How about X-Road and an API gateway then – are they mutually exclusive or can they be used side by side? X-Road and an API gateway are both used to publish services to external clients. Their architecture and feature sets are different even though they have features in common too, e.g. publish APIs to external clients, service-to-service authentication, authorization, logging, metrics. The major difference between X-Road and API gateway is that X-Road requires that the Security Server is used on both service consumer and provider side whereas API gateway enables client connections directly without any additional components on the client side.

Image 3. Point-to-point connections, an API gateway and X-Road in comparison.

Image 3. Point-to-point connections, an API gateway and X-Road in comparison.

Overall, an API gateway provides more flexibility and API management related features compared to X-Road, but when the same client communicates with multiple API gateways the client must adapt to different requirements and configurations of multiple service providers.
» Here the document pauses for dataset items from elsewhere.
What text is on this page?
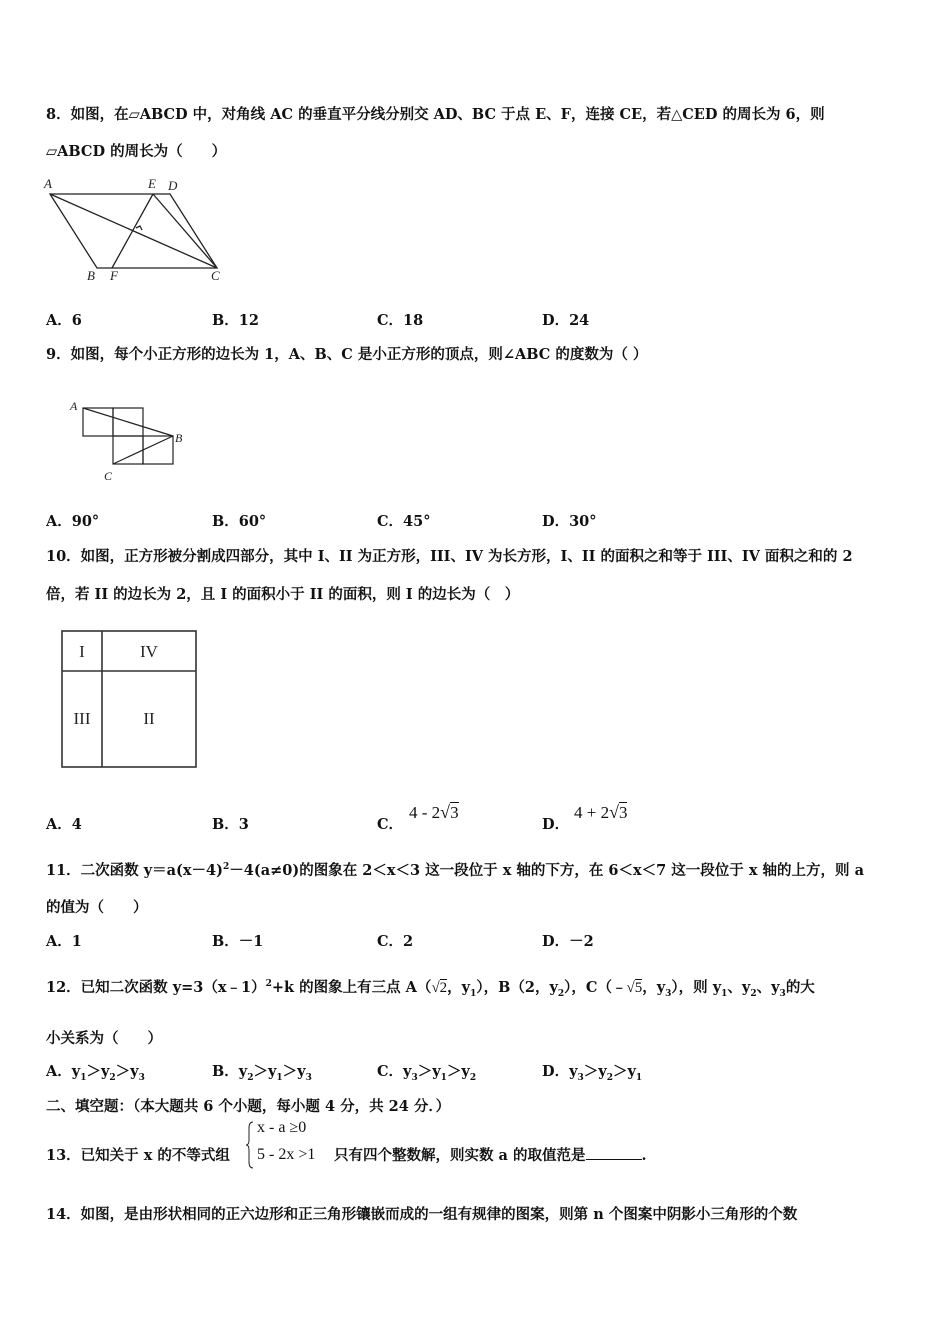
8．如图，在▱ABCD 中，对角线 AC 的垂直平分线分别交 AD、BC 于点 E、F，连接 CE，若△CED 的周长为 6，则
▱ABCD 的周长为（　　）
A	E D
B F	C
A．6	B．12	C．18	D．24
9．如图，每个小正方形的边长为 1，A、B、C 是小正方形的顶点，则∠ABC 的度数为（ ）
A
B
C
A．90°	B．60°	C．45°	D．30°
10．如图，正方形被分割成四部分，其中 I、II 为正方形，III、IV 为长方形，I、II 的面积之和等于 III、IV 面积之和的 2
倍，若 II 的边长为 2，且 I 的面积小于 II 的面积，则 I 的边长为（　）
I	IV
III	II
A．4	B．3	C．
4 - 2√3
D．
4 + 2√3
11．二次函数 $y=a(x-4)^2-4(a\ne 0)$的图象在 2＜x＜3 这一段位于 x 轴的下方，在 6＜x＜7 这一段位于 x 轴的上方，则 a
的值为（　　）
A．1	B．－1	C．2	D．－2
12．已知二次函数 y=3（x﹣1）$^2$+k 的图象上有三点 A（√2，$y_1$），B（2，$y_2$），C（﹣√5，$y_3$），则 $y_1$、$y_2$、$y_3$的大
小关系为（　　）
A．$y_1>y_2>y_3$	B．$y_2>y_1>y_3$	C．$y_3>y_1>y_2$	D．$y_3>y_2>y_1$
二、填空题：（本大题共 6 个小题，每小题 4 分，共 24 分．）
13．已知关于 x 的不等式组
x - a ≥0
5 - 2x >1 只有四个整数解，则实数 a 的取值范是	.
14．如图，是由形状相同的正六边形和正三角形镶嵌而成的一组有规律的图案，则第 n 个图案中阴影小三角形的个数
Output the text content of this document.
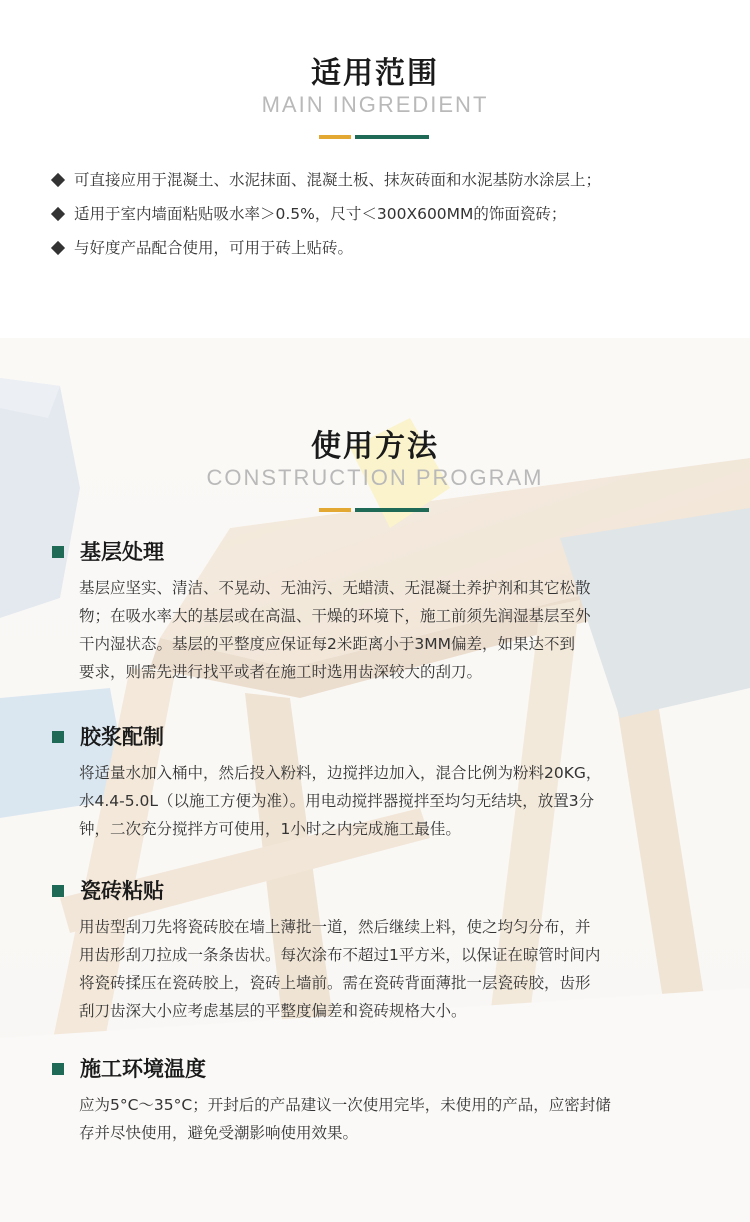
适用范围
MAIN INGREDIENT
可直接应用于混凝土、水泥抹面、混凝土板、抹灰砖面和水泥基防水涂层上；
适用于室内墙面粘贴吸水率＞0.5%，尺寸＜300X600MM的饰面瓷砖；
与好度产品配合使用，可用于砖上贴砖。
使用方法
CONSTRUCTION PROGRAM
基层处理
基层应坚实、清洁、不晃动、无油污、无蜡渍、无混凝土养护剂和其它松散
物；在吸水率大的基层或在高温、干燥的环境下，施工前须先润湿基层至外
干内湿状态。基层的平整度应保证每2米距离小于3MM偏差，如果达不到
要求，则需先进行找平或者在施工时选用齿深较大的刮刀。
胶浆配制
将适量水加入桶中，然后投入粉料，边搅拌边加入，混合比例为粉料20KG，
水4.4-5.0L（以施工方便为准）。用电动搅拌器搅拌至均匀无结块，放置3分
钟，二次充分搅拌方可使用，1小时之内完成施工最佳。
瓷砖粘贴
用齿型刮刀先将瓷砖胶在墙上薄批一道，然后继续上料，使之均匀分布，并
用齿形刮刀拉成一条条齿状。每次涂布不超过1平方米，以保证在晾管时间内
将瓷砖揉压在瓷砖胶上，瓷砖上墙前。需在瓷砖背面薄批一层瓷砖胶，齿形
刮刀齿深大小应考虑基层的平整度偏差和瓷砖规格大小。
施工环境温度
应为5°C～35°C；开封后的产品建议一次使用完毕，未使用的产品，应密封储
存并尽快使用，避免受潮影响使用效果。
Instead, X-Road provides a single communication channel between multiple service providers and services that all share the same configuration that is automatically distributed and applied by X-Road. In addition, X-Road guarantees that both service consumer and service provider meet the same security requirements, and non-repudiation of all the processed messages by signing, time-stamping and logging every processed message on the consumer and provider side. The logs can be used in a court proceeding as evidence. These features make X-Road ideal solution for secure, reliable and auditable data exchange.

One Happy Family

X-Road, an API gateway and a service mesh all have their place in the interoperability puzzle, and they can be used together side-by-side. They all have their own strengths and they can be used to complement each other.

X-Road is an ideal solution for secure data exchange that requires strong authentication of data exchange parties and non-repudiation with recorded eIDAS compliant evidence. X-Road can connect to backend services directly or through an API gateway. X-Road does not support message transformations, orchestration, rate limiting, quotas etc. which can be implemented in the API gateway layer if they are required.

Some APIs may not require strict security controls or they should be accessible without an additional access point on the client side, e.g. APIs providing open data. There’s no reason why an API could not be published through multiple channels, for example an API providing open data can be published through both X-Road and an API gateway. The benefit of this approach is that organisations that are not using X-Road can access it directly through an API gateway and organisations using X-Road can access it using the same channel they use to access other services and APIs too.

Image 4. The example application with X-Road.

Image 4. The example application with X-Road.

Let’s go back to the different data exchange scenarios mentioned earlier – internal, national and cross-border. X-Road is a good fit for national and cross-border data exchange, and it can be used for certain internal data exchange use cases too. An API gateway can basically be used for all the scenarios, but depending on the use cases and their requirements X-Road might be a better choice for external data exchange and a service mesh for internal data exchange. Last but not least, a service mesh is best suited for the internal scenario for microservice-based applications.

Disclaimer

Finally, it must be said that there’s one major difference between X-Road, an API gateway and service mesh that has not been brought up yet. API gateway and service mesh are architecture patterns which have multiple implementations that all have their own set of features and functionalities. In this blog post I have compared API gateway and service mesh to X-Road on a general level without referring to any specific implementation, solution or product. Instead, X-Road is a product with a specific set of features and functionalities. This means that conceptually X-Road, API gateway and service mesh are not the same thing.